Aksi menolak pemberian gelar pahlawan nasional Soeharto.(Dok. Antara)
PRESIDEN ke-2 Republik Indonesia Soeharto diusulkan kembali menjadi pahlawan nasional pada peringatan hari pahlawan 10 November mendatang.
Menteri Sosial Saifullah Yusuf sendiri telah menyerahkan 40 nama tokoh yang diusulkan mendapat gelar pahlawan nasional. Usulan itu diserahkan kepada Menteri Kebudayaan sekaligus Ketua Dewan Gelar, Tanda Jasa, dan Tanda Kehormatan (GTK) Fadli Zon.
Beberapa tokoh yang diusulkan di antaranya Presiden ke-2 RI Soeharto, Presiden ke-4 RI Abdurrahman Wahid (Gus Dur), serta aktivis buruh perempuan asal Nganjuk, Marsinah.
Fadli Zon mengatakan bahwa pengajuan Soeharto sebagai pahlawan nasional memenuhi syarat. “Untuk nama-nama itu memang semuanya seperti saya bilang memenuhi syarat, termasuk nama Presiden Soeharto, yang sudah tiga kali bahkan diusulkan,” ujarnya baru-baru ini.
Di lain pihak, Wakil Menteri Sosial Agus Jabo Priyono menegaskan bahwa status Pahlawan Nasional terbuka bagi siapapun yang berjasa bagi bangsa dan negara. “Siapapun yang berjuang untuk kemerdekaan bangsa Indonesia berhak mendapat penghormatan sebagai Pahlawan Nasional, dan negara pantas menempatkan mereka sebagai tokoh berjasa,” tegasnya.
Ia juga menilai bahwa perdebatan tentang masa lalu tidak seharusnya terus membelah bangsa. “Sekarang saya ingin rakyat Indonesia bisa keluar dari kemiskinan.
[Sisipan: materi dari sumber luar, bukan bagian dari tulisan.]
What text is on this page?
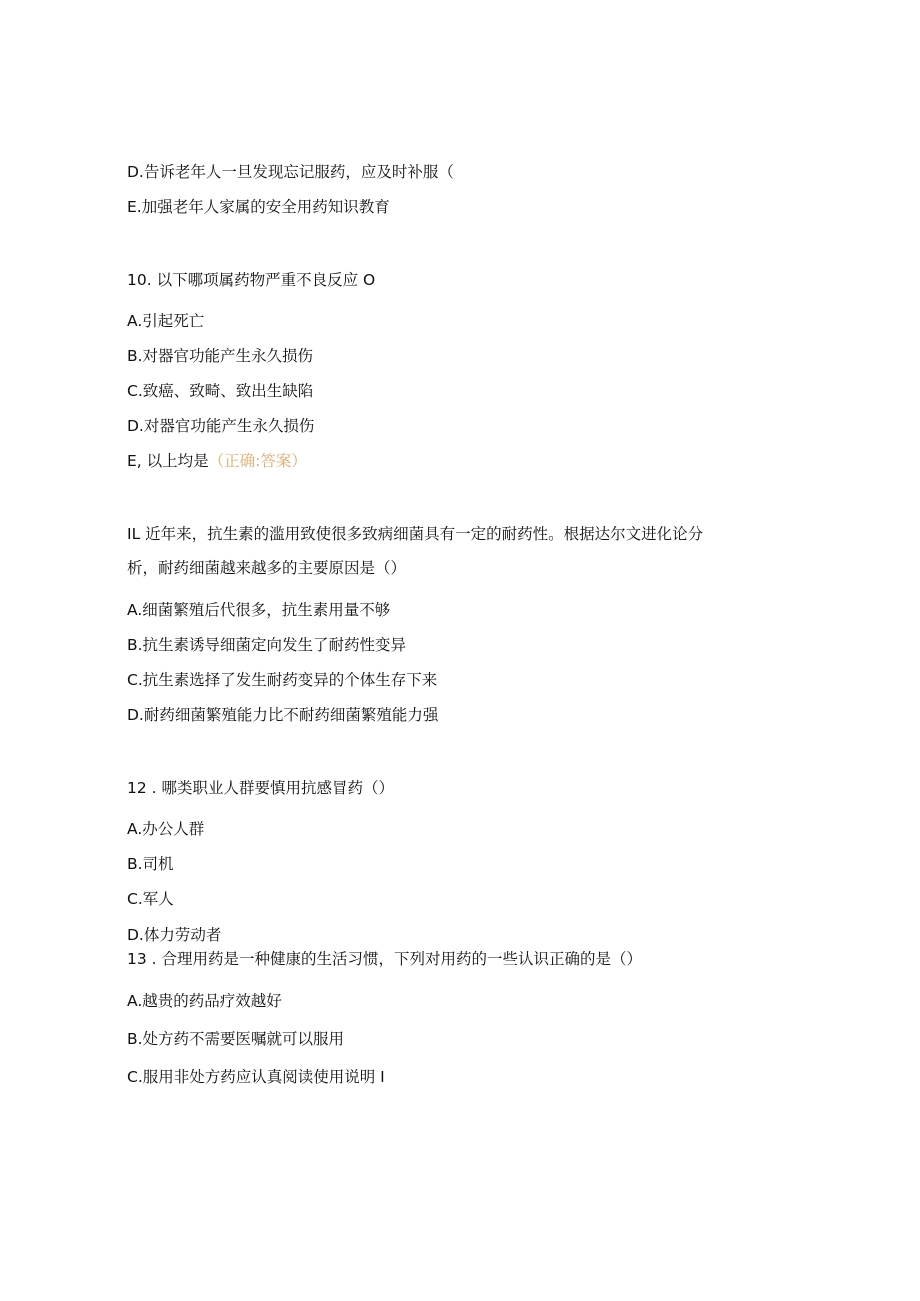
D.告诉老年人一旦发现忘记服药，应及时补服（
E.加强老年人家属的安全用药知识教育
10. 以下哪项属药物严重不良反应 O
A.引起死亡
B.对器官功能产生永久损伤
C.致癌、致畸、致出生缺陷
D.对器官功能产生永久损伤
E, 以上均是（正确:答案）
IL 近年来，抗生素的滥用致使很多致病细菌具有一定的耐药性。根据达尔文进化论分
析，耐药细菌越来越多的主要原因是（）
A.细菌繁殖后代很多，抗生素用量不够
B.抗生素诱导细菌定向发生了耐药性变异
C.抗生素选择了发生耐药变异的个体生存下来
D.耐药细菌繁殖能力比不耐药细菌繁殖能力强
12 . 哪类职业人群要慎用抗感冒药（）
A.办公人群
B.司机
C.军人
D.体力劳动者
13 . 合理用药是一种健康的生活习惯，下列对用药的一些认识正确的是（）
A.越贵的药品疗效越好
B.处方药不需要医嘱就可以服用
C.服用非处方药应认真阅读使用说明 I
Itu sebabnya kami terus menjalankan program prioritas Presiden,” katanya.
Terkait munculnya kembali nama Soeharto, Agus Jabo menjelaskan bahwa usulan tersebut berasal dari Pemerintah Provinsi Jawa Tengah, dan bukan yang pertama kali.
“Jadi, pada tahun 2010 sempat diusulkan pada masa pemerintahan Presiden SBY, kemudian pada tahun 2015, di masa Presiden Jokowi, kembali diusulkan. Kini pengusulan sebagai Pahlawan Nasional diajukan kembali,” katanya.
Ada tiga aspek utama yang menjadi dasar penilaian, pertama jasa dan kontribusi tokoh tersebut bagi bangsa dan negara, kedua kelengkapan administratif sesuai ketentuan, dan terakhir kesesuaian prosedural dalam proses pengusulan.
Ia menjelaskan bahwa proses ini panjang dan berjenjang. Usulan bisa datang dari masyarakat, lembaga, atau pemerintah daerah. Setiap calon terlebih dulu dikaji oleh Tim Peneliti dan Pengkaji Gelar Daerah (TP2GD) di tingkat kabupaten atau kota. Setelah itu naik ke provinsi, dan baru diteruskan ke TP2GP di bawah koordinasi Kementerian Sosial.
Tim ini beranggotakan 13 orang, terdiri atas para peneliti dari tiga pusat kajian yang memiliki kompetensi di bidangnya. TP2GP inilah yang kemudian melakukan kajian terhadap usulan penganugerahan gelar Pahlawan Nasional.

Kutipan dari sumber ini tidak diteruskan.